ある程度の好き嫌いがあるのは、子供にとって自然なことと言えるでしょう。少しくらいの好き嫌いであれば、正確には「偏食」とは言いません。

問題となる偏食というのは、野菜や魚といったある特定の食品が食べられない場合です。つまり、食品の選択範囲が極端に狭くなっている状態のことをさします。

偏食で心配されるのが、摂取できる栄養の偏りです。特に、成長や発育に欠かせないビタミンやミネラルが不足する傾向が見られます。ですから、たとえ特定の食品が食べられなくても、栄養学的に代わりとなる食品を食べるようにすれば問題ありません。

たとえば、骨や筋肉をつくるだけでなくエネルギー源となる良質なタンパク質は、魚や肉、卵、大豆製品から摂取できます。ということは、魚が食べられなくても、肉・卵・大豆製品を代わりに食べるようにすればよいというわけです。

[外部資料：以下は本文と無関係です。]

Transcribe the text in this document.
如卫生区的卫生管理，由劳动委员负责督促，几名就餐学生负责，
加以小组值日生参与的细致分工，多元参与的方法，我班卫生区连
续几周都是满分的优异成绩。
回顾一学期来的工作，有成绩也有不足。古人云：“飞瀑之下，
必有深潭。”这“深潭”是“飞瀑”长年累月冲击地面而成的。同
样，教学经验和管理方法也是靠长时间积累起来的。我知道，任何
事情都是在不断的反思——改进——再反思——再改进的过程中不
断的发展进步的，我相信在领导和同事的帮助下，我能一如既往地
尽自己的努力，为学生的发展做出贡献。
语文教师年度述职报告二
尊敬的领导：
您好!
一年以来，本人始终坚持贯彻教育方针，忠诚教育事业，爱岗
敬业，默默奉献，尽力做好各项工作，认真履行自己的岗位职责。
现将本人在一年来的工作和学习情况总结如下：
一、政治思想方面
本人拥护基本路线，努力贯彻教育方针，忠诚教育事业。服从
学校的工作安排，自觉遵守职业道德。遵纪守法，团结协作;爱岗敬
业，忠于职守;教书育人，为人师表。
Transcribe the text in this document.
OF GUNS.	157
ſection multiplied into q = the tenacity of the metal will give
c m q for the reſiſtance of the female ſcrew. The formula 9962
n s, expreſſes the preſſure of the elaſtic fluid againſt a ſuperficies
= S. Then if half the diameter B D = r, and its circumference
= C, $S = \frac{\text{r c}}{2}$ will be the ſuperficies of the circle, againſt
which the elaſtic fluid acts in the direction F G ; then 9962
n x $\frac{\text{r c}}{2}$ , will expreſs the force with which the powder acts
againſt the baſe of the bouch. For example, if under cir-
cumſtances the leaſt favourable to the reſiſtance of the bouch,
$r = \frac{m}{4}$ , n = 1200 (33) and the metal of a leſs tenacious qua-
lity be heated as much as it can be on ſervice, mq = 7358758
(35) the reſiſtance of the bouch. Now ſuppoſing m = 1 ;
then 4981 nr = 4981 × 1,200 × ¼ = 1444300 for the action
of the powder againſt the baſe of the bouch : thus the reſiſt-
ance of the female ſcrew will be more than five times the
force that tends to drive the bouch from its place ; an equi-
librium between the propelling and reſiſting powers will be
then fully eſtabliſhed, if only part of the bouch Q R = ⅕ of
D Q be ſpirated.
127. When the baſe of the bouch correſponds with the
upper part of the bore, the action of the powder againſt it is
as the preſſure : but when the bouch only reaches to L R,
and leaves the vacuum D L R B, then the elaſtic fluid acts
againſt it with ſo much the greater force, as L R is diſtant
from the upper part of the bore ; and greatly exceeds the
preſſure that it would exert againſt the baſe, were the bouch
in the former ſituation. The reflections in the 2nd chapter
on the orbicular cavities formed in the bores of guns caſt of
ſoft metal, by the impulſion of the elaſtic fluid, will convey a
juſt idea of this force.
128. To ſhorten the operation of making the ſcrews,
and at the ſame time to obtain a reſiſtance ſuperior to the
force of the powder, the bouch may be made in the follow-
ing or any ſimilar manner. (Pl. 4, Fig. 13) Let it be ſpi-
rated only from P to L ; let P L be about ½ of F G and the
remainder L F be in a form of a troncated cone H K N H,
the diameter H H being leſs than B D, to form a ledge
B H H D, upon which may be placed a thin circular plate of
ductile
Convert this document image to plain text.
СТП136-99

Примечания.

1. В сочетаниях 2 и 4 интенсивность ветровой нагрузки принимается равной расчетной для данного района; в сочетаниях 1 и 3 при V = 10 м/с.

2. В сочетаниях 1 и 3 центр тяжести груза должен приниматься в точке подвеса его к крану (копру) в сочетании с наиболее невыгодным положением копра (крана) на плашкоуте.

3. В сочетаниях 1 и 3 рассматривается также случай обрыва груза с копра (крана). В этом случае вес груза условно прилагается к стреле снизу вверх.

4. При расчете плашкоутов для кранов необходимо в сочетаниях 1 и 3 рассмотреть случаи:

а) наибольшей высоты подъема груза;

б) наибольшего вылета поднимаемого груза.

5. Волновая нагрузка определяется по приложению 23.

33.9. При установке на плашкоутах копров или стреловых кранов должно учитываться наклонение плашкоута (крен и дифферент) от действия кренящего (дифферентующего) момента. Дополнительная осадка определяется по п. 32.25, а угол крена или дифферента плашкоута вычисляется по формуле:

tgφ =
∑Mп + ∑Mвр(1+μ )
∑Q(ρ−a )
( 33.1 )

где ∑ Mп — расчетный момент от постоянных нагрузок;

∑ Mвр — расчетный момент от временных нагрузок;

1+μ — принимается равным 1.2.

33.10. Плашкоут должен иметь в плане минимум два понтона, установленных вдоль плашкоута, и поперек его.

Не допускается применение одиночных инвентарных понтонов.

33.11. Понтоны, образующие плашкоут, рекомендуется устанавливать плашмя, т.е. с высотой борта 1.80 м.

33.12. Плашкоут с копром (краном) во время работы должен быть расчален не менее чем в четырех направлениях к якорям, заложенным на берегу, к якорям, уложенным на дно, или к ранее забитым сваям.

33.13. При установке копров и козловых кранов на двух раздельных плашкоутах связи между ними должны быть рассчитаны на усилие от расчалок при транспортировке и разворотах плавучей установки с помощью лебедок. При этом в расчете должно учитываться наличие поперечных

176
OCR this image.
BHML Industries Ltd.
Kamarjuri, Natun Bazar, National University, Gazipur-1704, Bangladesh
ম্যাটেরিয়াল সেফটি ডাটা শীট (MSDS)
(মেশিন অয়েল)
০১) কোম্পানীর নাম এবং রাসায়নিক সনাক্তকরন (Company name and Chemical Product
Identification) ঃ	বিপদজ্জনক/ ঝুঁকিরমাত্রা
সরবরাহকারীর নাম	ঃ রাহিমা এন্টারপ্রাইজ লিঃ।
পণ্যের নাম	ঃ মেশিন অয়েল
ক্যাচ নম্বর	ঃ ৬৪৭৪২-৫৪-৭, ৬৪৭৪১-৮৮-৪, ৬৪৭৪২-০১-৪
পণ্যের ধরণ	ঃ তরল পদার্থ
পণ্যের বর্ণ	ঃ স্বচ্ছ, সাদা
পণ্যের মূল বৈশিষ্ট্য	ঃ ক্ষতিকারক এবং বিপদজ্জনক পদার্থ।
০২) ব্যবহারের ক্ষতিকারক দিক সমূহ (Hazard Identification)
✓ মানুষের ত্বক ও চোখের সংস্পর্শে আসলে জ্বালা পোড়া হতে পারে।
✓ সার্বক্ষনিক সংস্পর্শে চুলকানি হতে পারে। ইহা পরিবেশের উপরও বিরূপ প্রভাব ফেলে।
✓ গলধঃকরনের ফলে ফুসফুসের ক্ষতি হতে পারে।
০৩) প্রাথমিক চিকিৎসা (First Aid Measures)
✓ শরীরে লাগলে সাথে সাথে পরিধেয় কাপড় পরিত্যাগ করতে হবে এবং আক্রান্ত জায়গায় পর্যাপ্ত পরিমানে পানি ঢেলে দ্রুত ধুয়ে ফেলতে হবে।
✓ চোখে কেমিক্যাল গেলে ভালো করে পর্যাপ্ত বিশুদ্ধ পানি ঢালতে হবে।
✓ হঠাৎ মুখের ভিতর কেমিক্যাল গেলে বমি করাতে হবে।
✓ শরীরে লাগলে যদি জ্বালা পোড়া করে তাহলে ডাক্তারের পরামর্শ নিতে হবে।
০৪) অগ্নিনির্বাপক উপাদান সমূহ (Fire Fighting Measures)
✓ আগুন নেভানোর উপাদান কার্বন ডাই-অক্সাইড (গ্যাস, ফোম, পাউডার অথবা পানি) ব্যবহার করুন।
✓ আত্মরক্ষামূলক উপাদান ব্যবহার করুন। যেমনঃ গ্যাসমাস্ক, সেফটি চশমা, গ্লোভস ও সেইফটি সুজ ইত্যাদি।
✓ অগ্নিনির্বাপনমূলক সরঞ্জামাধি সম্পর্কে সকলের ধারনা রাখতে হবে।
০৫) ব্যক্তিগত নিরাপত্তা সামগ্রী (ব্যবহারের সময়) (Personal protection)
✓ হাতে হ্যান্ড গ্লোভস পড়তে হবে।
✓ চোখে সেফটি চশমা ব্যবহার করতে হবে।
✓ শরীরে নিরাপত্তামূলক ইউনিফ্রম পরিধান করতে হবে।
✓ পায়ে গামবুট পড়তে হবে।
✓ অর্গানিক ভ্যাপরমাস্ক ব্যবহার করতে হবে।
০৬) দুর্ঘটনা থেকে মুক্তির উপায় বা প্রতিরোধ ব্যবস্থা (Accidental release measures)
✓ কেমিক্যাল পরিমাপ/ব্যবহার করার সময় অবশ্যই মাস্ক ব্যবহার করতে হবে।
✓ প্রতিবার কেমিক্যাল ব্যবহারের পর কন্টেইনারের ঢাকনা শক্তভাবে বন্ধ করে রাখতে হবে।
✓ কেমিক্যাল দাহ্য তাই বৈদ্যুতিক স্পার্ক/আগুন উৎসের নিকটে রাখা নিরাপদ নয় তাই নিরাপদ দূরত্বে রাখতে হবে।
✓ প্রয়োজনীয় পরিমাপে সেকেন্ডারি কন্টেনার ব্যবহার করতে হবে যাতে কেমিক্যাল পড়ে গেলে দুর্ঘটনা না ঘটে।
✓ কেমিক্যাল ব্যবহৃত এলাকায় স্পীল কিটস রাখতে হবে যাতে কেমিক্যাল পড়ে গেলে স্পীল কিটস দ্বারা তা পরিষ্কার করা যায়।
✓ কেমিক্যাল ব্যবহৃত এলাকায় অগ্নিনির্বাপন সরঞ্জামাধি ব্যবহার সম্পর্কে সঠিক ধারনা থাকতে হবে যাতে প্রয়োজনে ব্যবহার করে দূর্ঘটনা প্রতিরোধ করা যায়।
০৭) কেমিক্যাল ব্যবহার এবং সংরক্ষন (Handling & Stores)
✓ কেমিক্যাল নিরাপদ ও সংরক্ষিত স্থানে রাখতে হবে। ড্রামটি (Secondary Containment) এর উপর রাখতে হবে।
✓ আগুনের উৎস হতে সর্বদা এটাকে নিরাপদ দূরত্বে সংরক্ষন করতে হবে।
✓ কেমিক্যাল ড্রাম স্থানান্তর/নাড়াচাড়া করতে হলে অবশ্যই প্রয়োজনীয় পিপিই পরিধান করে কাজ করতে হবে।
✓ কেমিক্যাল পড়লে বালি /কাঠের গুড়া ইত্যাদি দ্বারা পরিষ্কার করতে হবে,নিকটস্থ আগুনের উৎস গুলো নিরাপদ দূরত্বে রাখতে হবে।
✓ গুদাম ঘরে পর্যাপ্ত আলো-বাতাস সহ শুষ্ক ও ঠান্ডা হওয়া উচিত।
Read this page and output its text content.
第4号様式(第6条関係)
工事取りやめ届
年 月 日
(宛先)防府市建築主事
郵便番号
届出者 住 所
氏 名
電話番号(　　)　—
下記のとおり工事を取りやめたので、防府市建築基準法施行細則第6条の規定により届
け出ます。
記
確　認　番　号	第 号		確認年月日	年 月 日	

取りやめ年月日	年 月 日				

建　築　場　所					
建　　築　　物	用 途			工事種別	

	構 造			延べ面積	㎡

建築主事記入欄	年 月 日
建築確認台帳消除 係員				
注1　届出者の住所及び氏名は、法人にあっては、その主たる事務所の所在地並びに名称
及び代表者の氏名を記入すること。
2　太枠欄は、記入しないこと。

また、現代では加工食品やファストフードの利用増加、子供の孤食が原因の偏食も大きな問題となっています。子供自身の好き嫌いではなく、食環境により栄養が偏ってしまっているのです。

偏食は子供の心身の成長に大きな影響を与える

偏食により特定の栄養が不足すると、体重減少や体力減退をはじめとしたさまざまな影響を及ぼします。食品には主にどのような働きがあるのか、6つの基礎食品群の特徴を知っておきましょう。

第1群:魚・肉・卵・大豆(タンパク質など)……骨や筋肉をつくり、エネルギー源ともなる

第2群:牛乳・乳製品・海藻・小魚(カルシウムなど)……骨や歯をつくる

第3群:緑黄色野菜(ビタミンAなど)……皮膚や粘膜を保護する

第4群:淡色野菜・果物(ビタミンCなど)……体の各機能を調節する

第5群:米・パン・イモ類(糖質など)……糖質性エネルギー源となる

第6群:油脂・脂肪の多い食品(脂質など)……脂肪性エネルギー源となる

このように、どの食品群も欠かせないほど重要です。そして、わたしたちの体に必要な栄養素をすべて含んでいる食品はありません。ですから、できるだけたくさんの栄養素を摂取できるように、6つの食品群をうまく組み合わせて食べられるようにしましょう。

これらの6つの食品群でどれかひとつでも欠けてしまう偏食を子供の頃から続けていると、大人になってから生活習慣病になる可能性が高まります。また、甘いお菓子やパン、インスタント食品、ジュースなどを多く摂取し、野菜や海藻類が不足している子供は低血糖になりやすいので注意してください。攻撃性が強く心が不安定な子供の多くは、低血糖だともいわれています。

偏食には、このように子供の心と体の両方の成長に支障をきたすのです。しかし、6つの食品群を意識して、食べられるものを上手に取り入れながら特定の栄養素が不足しないように心がければほぼ心配ないでしょう。